Conference Coverage

Know the Ins and Outs of Prescribing Obesity Medications in Pediatric Patients


 

FROM AAP 2024

— The rationale for using obesity medications in pediatric patients is that it’s using “a biological intervention to treat a biologically based disease,” according to Claudia Fox, MD, MPH, an associate professor of pediatrics and codirector of the Center for Pediatric Obesity Medicine at the University of Minnesota, Minneapolis. At the annual meeting of the American Academy of Pediatrics (AAP), Fox provided an overview of what obesity medications are approved for in youth and how to determine which medications may be best for different patients.

“This field is changing so rapidly that even over the course of the last 3 or 4 months, the verbiage around what we should be calling these interventions has changed,” Fox noted. Instead of “anti-obesity” medications, “most of us are now using the term obesity medications to highlight or to reduce chances of stigma and bias that can come along with this topic.”
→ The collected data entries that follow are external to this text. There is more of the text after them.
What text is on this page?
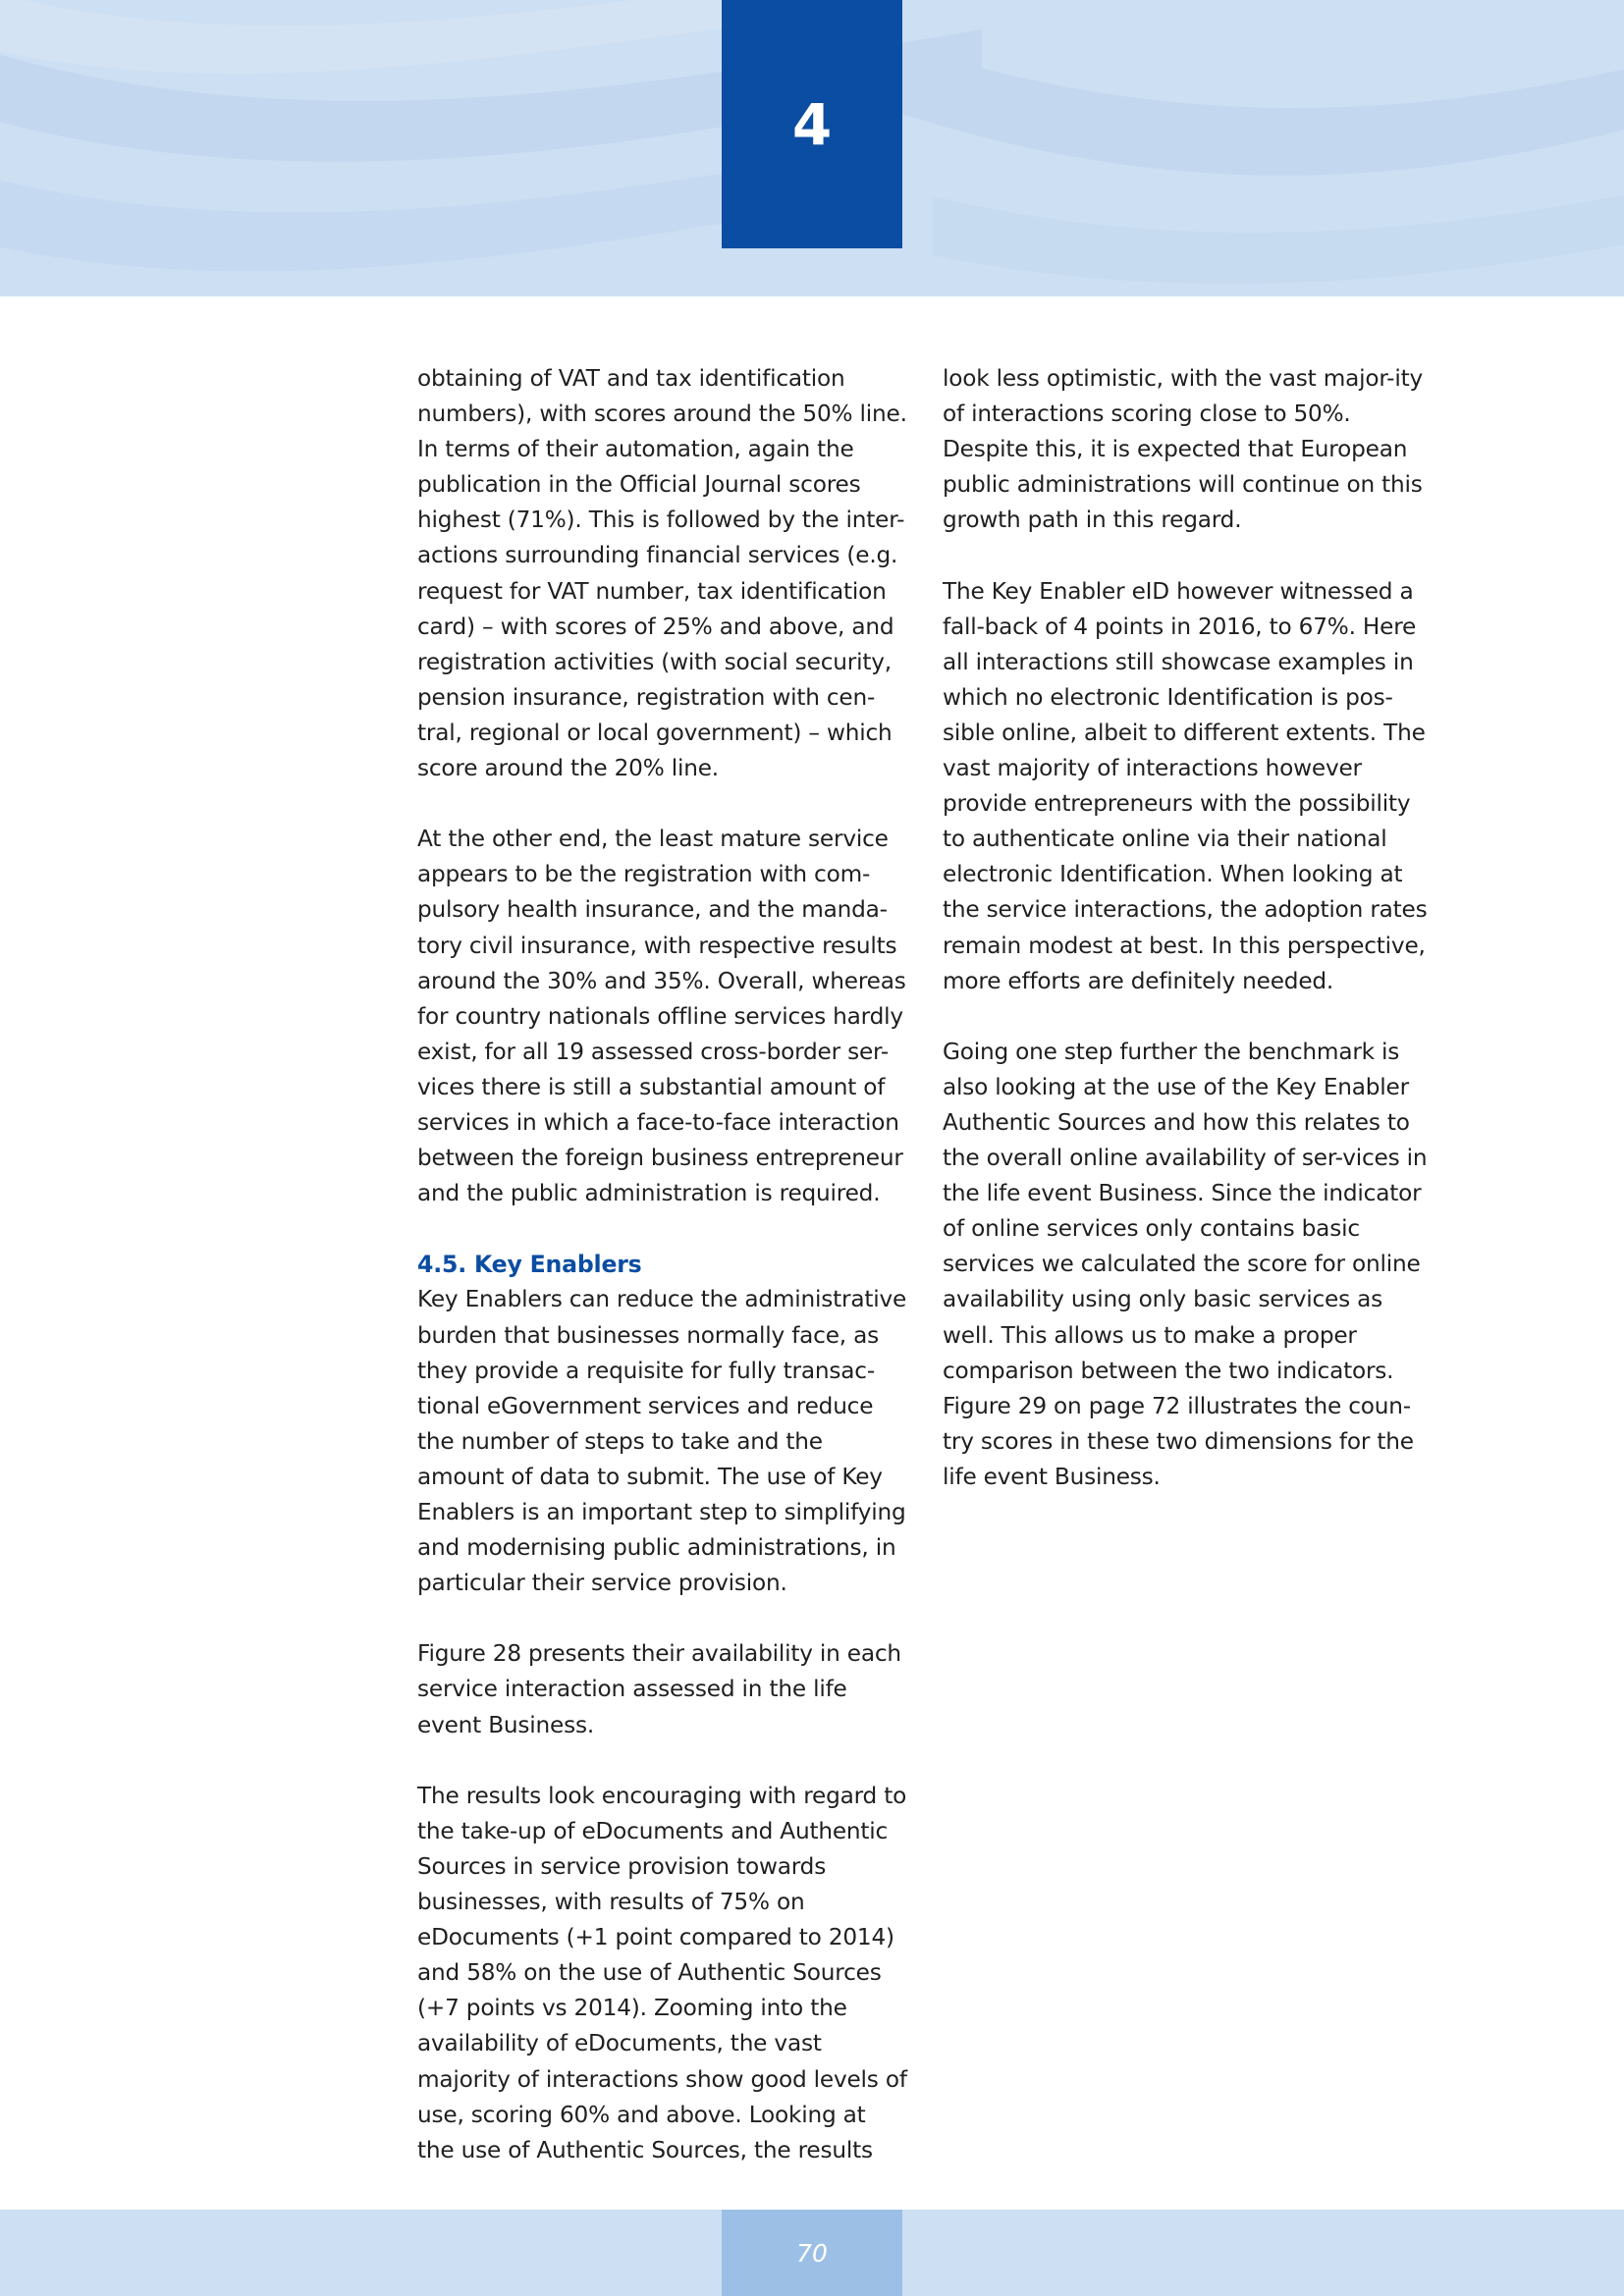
4

obtaining of VAT and tax identification numbers), with scores around the 50% line. In terms of their automation, again the publication in the Official Journal scores highest (71%). This is followed by the inter-actions surrounding financial services (e.g. request for VAT number, tax identification card) – with scores of 25% and above, and registration activities (with social security, pension insurance, registration with cen-tral, regional or local government) – which score around the 20% line.

At the other end, the least mature service appears to be the registration with com-pulsory health insurance, and the manda-tory civil insurance, with respective results around the 30% and 35%. Overall, whereas for country nationals offline services hardly exist, for all 19 assessed cross-border ser-vices there is still a substantial amount of services in which a face-to-face interaction between the foreign business entrepreneur and the public administration is required.

4.5. Key Enablers

Key Enablers can reduce the administrative burden that businesses normally face, as they provide a requisite for fully transac-tional eGovernment services and reduce the number of steps to take and the amount of data to submit. The use of Key Enablers is an important step to simplifying and modernising public administrations, in particular their service provision.

Figure 28 presents their availability in each service interaction assessed in the life event Business.

The results look encouraging with regard to the take-up of eDocuments and Authentic Sources in service provision towards businesses, with results of 75% on eDocuments (+1 point compared to 2014) and 58% on the use of Authentic Sources (+7 points vs 2014). Zooming into the availability of eDocuments, the vast majority of interactions show good levels of use, scoring 60% and above. Looking at the use of Authentic Sources, the results

look less optimistic, with the vast major-ity of interactions scoring close to 50%. Despite this, it is expected that European public administrations will continue on this growth path in this regard.

The Key Enabler eID however witnessed a fall-back of 4 points in 2016, to 67%. Here all interactions still showcase examples in which no electronic Identification is pos-sible online, albeit to different extents. The vast majority of interactions however provide entrepreneurs with the possibility to authenticate online via their national electronic Identification. When looking at the service interactions, the adoption rates remain modest at best. In this perspective, more efforts are definitely needed.

Going one step further the benchmark is also looking at the use of the Key Enabler Authentic Sources and how this relates to the overall online availability of ser-vices in the life event Business. Since the indicator of online services only contains basic services we calculated the score for online availability using only basic services as well. This allows us to make a proper comparison between the two indicators. Figure 29 on page 72 illustrates the coun-try scores in these two dimensions for the life event Business.

70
Jessica Ivers, MD, a pediatrician at Swedish Pediatrics in Seattle, Washington, said she found the session very informative, particularly because she doesn’t think many pediatricians currently feel very comfortable prescribing obesity medications.

“It answered questions that any general pediatrician would have, and it’s kind of a new field that people are learning about,” Ivers said. “I think we just need more education. It’s just too new, and people haven’t had the education and the support from colleagues to [use the medications].”

Fox first reminded attendees of precisely what obesity is: A chronic, relapsing, multifactorial, neurobehavioral disease that involves the accumulation and/or distribution of excess body fat that results in impaired health. AAP clinical practice guidelines currently advise that youth aged 12 years or older who have obesity be offered weight loss pharmacotherapy as an adjunct to lifestyle treatment, taking into consideration the indications, risks, and benefits of each medication.

That doesn’t necessarily mean every child aged 12 years or older with a body mass index (BMI) of at least the 95th percentile should be prescribed one of these medications, Fox said. But pediatricians should start becoming familiar with the options and recognize that part of reducing the stigma of this disease is emphasizing that these medications are prescribed not for “weight loss” but to treat the disease of obesity, Fox said. The guidelines advise “early, intensive care” and focusing on the whole child, “using a family-centered and nonstigmatizing approach that acknowledges obesity’s biologic, social, and structural drivers.”

Offer the Full Spectrum of Care Early On

Early intervention means starting obesity treatment at diagnosis, without watchful waiting or the previously recommended staged approach. Instead of trying lifestyle therapy for 3-6 months, then considering the addition of medication, and then considering bariatric surgery, “we should be offering the full spectrum of obesity care as appropriate for that individual patient,” Fox said.

Some children with severe obesity may need the combination of lifestyle therapy and pharmacotherapy right up front, whereas another might be able to try lifestyle therapy alone for a while first. “What we know is that, for most interventions, whether it is lifestyle therapy, a medication, or bariatric surgery, early response typically predicts longer-term response,” Fox said. A study conducted by her group, for example, found that a 3% BMI reduction after 1 month with lifestyle therapy was very predictive of clinically meaningful BMI reduction at 1 year.

As with any medical treatment, physicians need to weigh the risks of the medication — short-term side effects and unknown long-term risks (or benefits) — against the risks of not treating. Because obesity is a progressive disease, “if we don’t treat it, most will develop comorbid conditions, or worsening of their already present comorbid conditions, and this does indeed lead to shortened life expectancy,” Fox said. Those who should be treated with medication are obviously those in whom the benefits outweigh the risks, Fox said, which depends on their age, their comorbidities, the severity of obesity, and the safety and efficacy of medication options.

“If I have a patient who has maybe class 2 obesity but no other comorbid conditions, I may be less inclined to start an obesity medication than a kid who has class 1 obesity and obstructive sleep apnea, for instance,” Fox said. “Some of the medications are very, very potent and effective. If you have a kid who maybe has less severe forms of obesity, perhaps they don’t need something that’s so potent.”

BMI trajectory is also a factor to consider. She said she may not be too concerned about a 16-year-old who has always been at the 95th percentile and is otherwise healthy, but the situation is different for a 16-year-old who used to be in the 25th percentile and has rapidly progressed to the 50th and then 75th percentiles in a trajectory heading straight up.

Another factor that may come into play is the patient and family preferences, though Fox noted that weight bias and stigma often interfere here. If obesity medications are brought up, the family may bring up the need for more exercise and better meal prep at home.

“They have this sense that they just need to try harder, that if they did that, the obesity would somehow get better on its own,” Fox said. “That’s an internalized bias that it’s somehow their fault, rather than realizing that this is indeed a biological disorder.”

Finally, clinicians may want to consider the child’s response to lifestyle therapy and whether they have already had bariatric surgery because these medications can be prescribed in people who did not have an adequate response to surgery.